Na atualidade estás a realizar, na Faculdade de Letras da Universidade do Porto, um mestrado para o ensino do português como segunda língua. De que modo ligas a formação recebida na Universidade da Corunha com este novo percurso formativo e quais são as tuas expetativas académicas e profissionais para o futuro?
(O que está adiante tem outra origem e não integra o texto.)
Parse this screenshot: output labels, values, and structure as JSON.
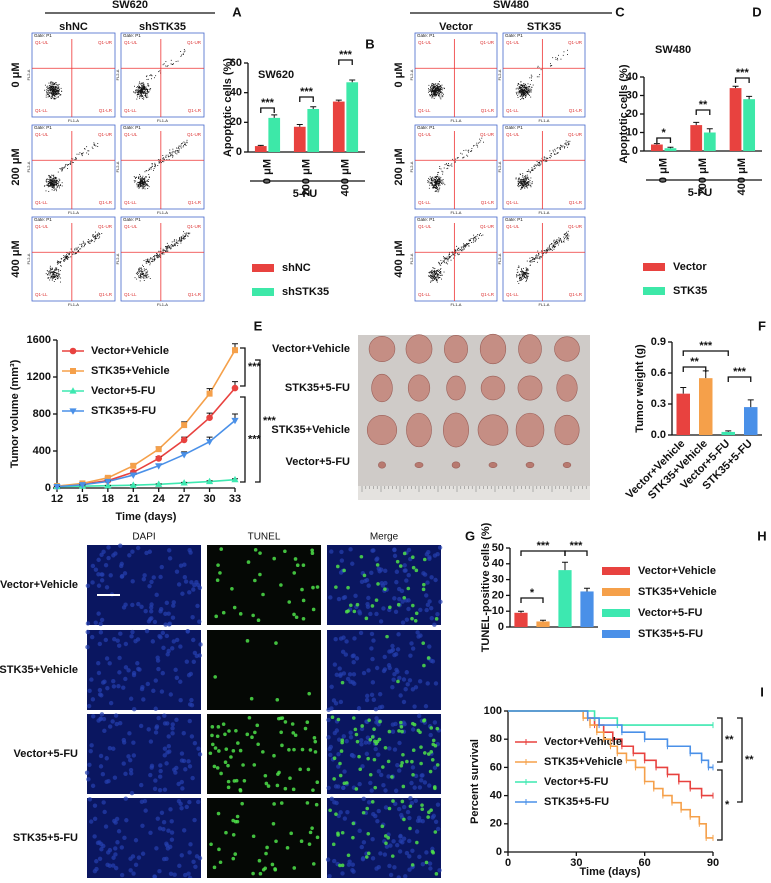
{
  "chart_data": [
    {
      "type": "bar",
      "panel_label": "B",
      "title": "SW620",
      "y_label": "Apoptotic cells (%)",
      "x_label": "5-FU",
      "categories": [
        "0 μM",
        "200 μM",
        "400 μM"
      ],
      "series": [
        {
          "name": "shNC",
          "color": "#e8423f",
          "values": [
            4,
            17,
            34
          ],
          "errors": [
            0.5,
            1.5,
            1
          ]
        },
        {
          "name": "shSTK35",
          "color": "#3de8a8",
          "values": [
            23,
            29,
            47
          ],
          "errors": [
            2,
            1.5,
            1.5
          ]
        }
      ],
      "ylim": [
        0,
        60
      ],
      "yticks": [
        0,
        20,
        40,
        60
      ],
      "significance": [
        "***",
        "***",
        "***"
      ]
    },
    {
      "type": "bar",
      "panel_label": "D",
      "title": "SW480",
      "y_label": "Apoptotic cells (%)",
      "x_label": "5-FU",
      "categories": [
        "0 μM",
        "200 μM",
        "400 μM"
      ],
      "series": [
        {
          "name": "Vector",
          "color": "#e8423f",
          "values": [
            3.5,
            14,
            34
          ],
          "errors": [
            0.5,
            1.5,
            1
          ]
        },
        {
          "name": "STK35",
          "color": "#3de8a8",
          "values": [
            1.5,
            10,
            28
          ],
          "errors": [
            0.5,
            2,
            1.5
          ]
        }
      ],
      "ylim": [
        0,
        40
      ],
      "yticks": [
        0,
        10,
        20,
        30,
        40
      ],
      "significance": [
        "*",
        "**",
        "***"
      ]
    },
    {
      "type": "line",
      "panel_label": "E",
      "y_label": "Tumor volume (mm³)",
      "x_label": "Time (days)",
      "x": [
        12,
        15,
        18,
        21,
        24,
        27,
        30,
        33
      ],
      "series": [
        {
          "name": "Vector+Vehicle",
          "color": "#e8423f",
          "marker": "circle",
          "values": [
            20,
            40,
            80,
            170,
            320,
            520,
            760,
            1080
          ],
          "errors": [
            5,
            8,
            10,
            15,
            20,
            30,
            50,
            70
          ]
        },
        {
          "name": "STK35+Vehicle",
          "color": "#f5a04a",
          "marker": "square",
          "values": [
            20,
            50,
            110,
            240,
            420,
            680,
            1020,
            1490
          ],
          "errors": [
            5,
            8,
            12,
            20,
            25,
            35,
            55,
            70
          ]
        },
        {
          "name": "Vector+5-FU",
          "color": "#3de8b0",
          "marker": "triangle-up",
          "values": [
            15,
            20,
            25,
            30,
            40,
            55,
            70,
            90
          ],
          "errors": [
            3,
            3,
            4,
            5,
            5,
            6,
            8,
            10
          ]
        },
        {
          "name": "STK35+5-FU",
          "color": "#4a90e8",
          "marker": "triangle-down",
          "values": [
            15,
            35,
            70,
            140,
            240,
            360,
            500,
            730
          ],
          "errors": [
            3,
            6,
            8,
            12,
            18,
            30,
            50,
            70
          ]
        }
      ],
      "xlim": [
        12,
        33
      ],
      "xticks": [
        12,
        15,
        18,
        21,
        24,
        27,
        30,
        33
      ],
      "ylim": [
        0,
        1600
      ],
      "yticks": [
        0,
        400,
        800,
        1200,
        1600
      ],
      "significance": [
        "***",
        "***",
        "***"
      ]
    },
    {
      "type": "bar",
      "panel_label": "F",
      "y_label": "Tumor weight (g)",
      "categories": [
        "Vector+Vehicle",
        "STK35+Vehicle",
        "Vector+5-FU",
        "STK35+5-FU"
      ],
      "colors": [
        "#e8423f",
        "#f5a04a",
        "#3de8b0",
        "#4a90e8"
      ],
      "values": [
        0.4,
        0.55,
        0.03,
        0.27
      ],
      "errors": [
        0.06,
        0.07,
        0.01,
        0.07
      ],
      "ylim": [
        0,
        0.9
      ],
      "yticks": [
        {
          "value": 0,
          "label": "0.0"
        },
        0.3,
        0.6,
        0.9
      ],
      "significance": [
        "**",
        "***",
        "***"
      ]
    },
    {
      "type": "bar",
      "panel_label": "H",
      "y_label": "TUNEL-positive cells (%)",
      "categories": [
        "Vector+Vehicle",
        "STK35+Vehicle",
        "Vector+5-FU",
        "STK35+5-FU"
      ],
      "colors": [
        "#e8423f",
        "#f5a04a",
        "#3de8b0",
        "#4a90e8"
      ],
      "values": [
        9,
        3.5,
        36,
        22.5
      ],
      "errors": [
        1,
        0.8,
        5,
        2
      ],
      "ylim": [
        0,
        50
      ],
      "yticks": [
        0,
        10,
        20,
        30,
        40,
        50
      ],
      "significance": [
        "*",
        "***",
        "***"
      ]
    },
    {
      "type": "line",
      "step": true,
      "panel_label": "I",
      "y_label": "Percent survival",
      "x_label": "Time (days)",
      "series": [
        {
          "name": "Vector+Vehicle",
          "color": "#e8423f",
          "x": [
            0,
            35,
            38,
            42,
            46,
            50,
            55,
            60,
            65,
            70,
            75,
            80,
            85,
            90
          ],
          "values": [
            100,
            95,
            90,
            85,
            80,
            75,
            70,
            65,
            60,
            55,
            50,
            45,
            40,
            40
          ]
        },
        {
          "name": "STK35+Vehicle",
          "color": "#f5a04a",
          "x": [
            0,
            33,
            36,
            39,
            42,
            45,
            48,
            52,
            56,
            60,
            64,
            68,
            72,
            76,
            80,
            84,
            87,
            90
          ],
          "values": [
            100,
            95,
            90,
            85,
            80,
            75,
            70,
            65,
            60,
            50,
            45,
            40,
            35,
            30,
            25,
            20,
            10,
            10
          ]
        },
        {
          "name": "Vector+5-FU",
          "color": "#3de8b0",
          "x": [
            0,
            38,
            48,
            90
          ],
          "values": [
            100,
            95,
            90,
            90
          ]
        },
        {
          "name": "STK35+5-FU",
          "color": "#4a90e8",
          "x": [
            0,
            35,
            40,
            50,
            60,
            70,
            80,
            85,
            88,
            90
          ],
          "values": [
            100,
            95,
            90,
            85,
            80,
            75,
            70,
            65,
            60,
            60
          ]
        }
      ],
      "xlim": [
        0,
        90
      ],
      "xticks": [
        0,
        30,
        60,
        90
      ],
      "ylim": [
        0,
        100
      ],
      "yticks": [
        0,
        20,
        40,
        60,
        80,
        100
      ],
      "significance": [
        "**",
        "**",
        "*"
      ]
    }
  ],
  "figure": {
    "flow": {
      "gate": "Gate: P1",
      "x_axis": "FL1-A",
      "y_axis": "FL2-A",
      "quadrants": [
        "Q1-UL",
        "Q1-UR",
        "Q1-LL",
        "Q1-LR"
      ]
    },
    "panel_a": {
      "letter": "A",
      "cell_line": "SW620",
      "columns": [
        "shNC",
        "shSTK35"
      ],
      "rows": [
        "0 μM",
        "200 μM",
        "400 μM"
      ]
    },
    "panel_c": {
      "letter": "C",
      "cell_line": "SW480",
      "columns": [
        "Vector",
        "STK35"
      ],
      "rows": [
        "0 μM",
        "200 μM",
        "400 μM"
      ]
    },
    "tumor_photo": {
      "rows": [
        "Vector+Vehicle",
        "STK35+5-FU",
        "STK35+Vehicle",
        "Vector+5-FU"
      ]
    },
    "panel_g": {
      "letter": "G",
      "columns": [
        "DAPI",
        "TUNEL",
        "Merge"
      ],
      "rows": [
        "Vector+Vehicle",
        "STK35+Vehicle",
        "Vector+5-FU",
        "STK35+5-FU"
      ]
    }
  }
}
Sinceramente, ainda que o facto de também aprender português no meu grau foi importante à hora de decidir cursar filologia na Universidade da Corunha e não noutra, nunca pensara em ser professora de português. Foi na faculdade onde a minha primeira aula de português, tanto de língua como de literatura, e comecei a ter vontade de aprofundar mais no seu conhecimento, algo no que, obviamente, influíram as professoras e professores da faculdade. Mais concretamente, penso que nunca teria feito este mestrado de não ser pela professora Cilha Lourenço Módia, quem me falou dele no segundo ano do grau e que fez com que começasse a pensar, seriamente, em ir para Portugal, algo do que não me arrependo.
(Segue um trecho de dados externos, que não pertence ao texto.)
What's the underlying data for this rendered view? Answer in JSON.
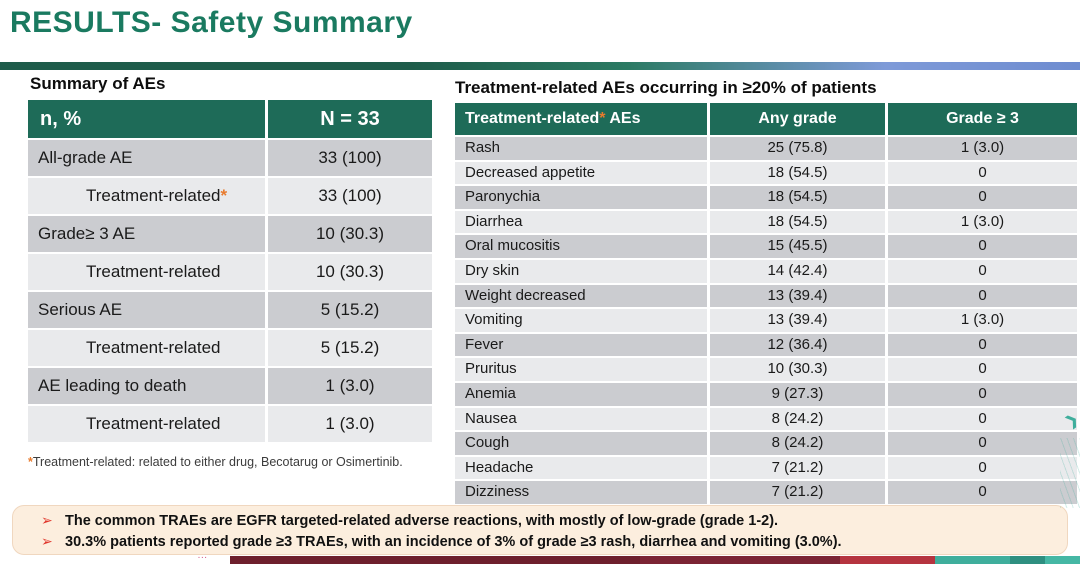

Enquanto às minhas expetativas académicas, só pensei nelas a curto prazo. Ainda vou ficar um ano mais no Porto para realizar o meu estágio e só espero que seja ainda mais produtivo que o primeiro e que possa desfrutar já não só aprendendo, mas também ensinando. Já no futuro profissional, a minha intenção é ser docente de português na Galiza, pois é para o que me estou a formar; mas, se for possível, também me encantaria poder ensinar língua e literatura galegas. Espero poder transmitir às minhas futuras alunas e alunos a paixão pela língua em geral, e pelo galego-português em particular, e poder fazer, assim, uma pequena aportação a nível individual para voltar a aproximar o que, por desgraça, se concebe em ambos os países como duas línguas e culturas separadas.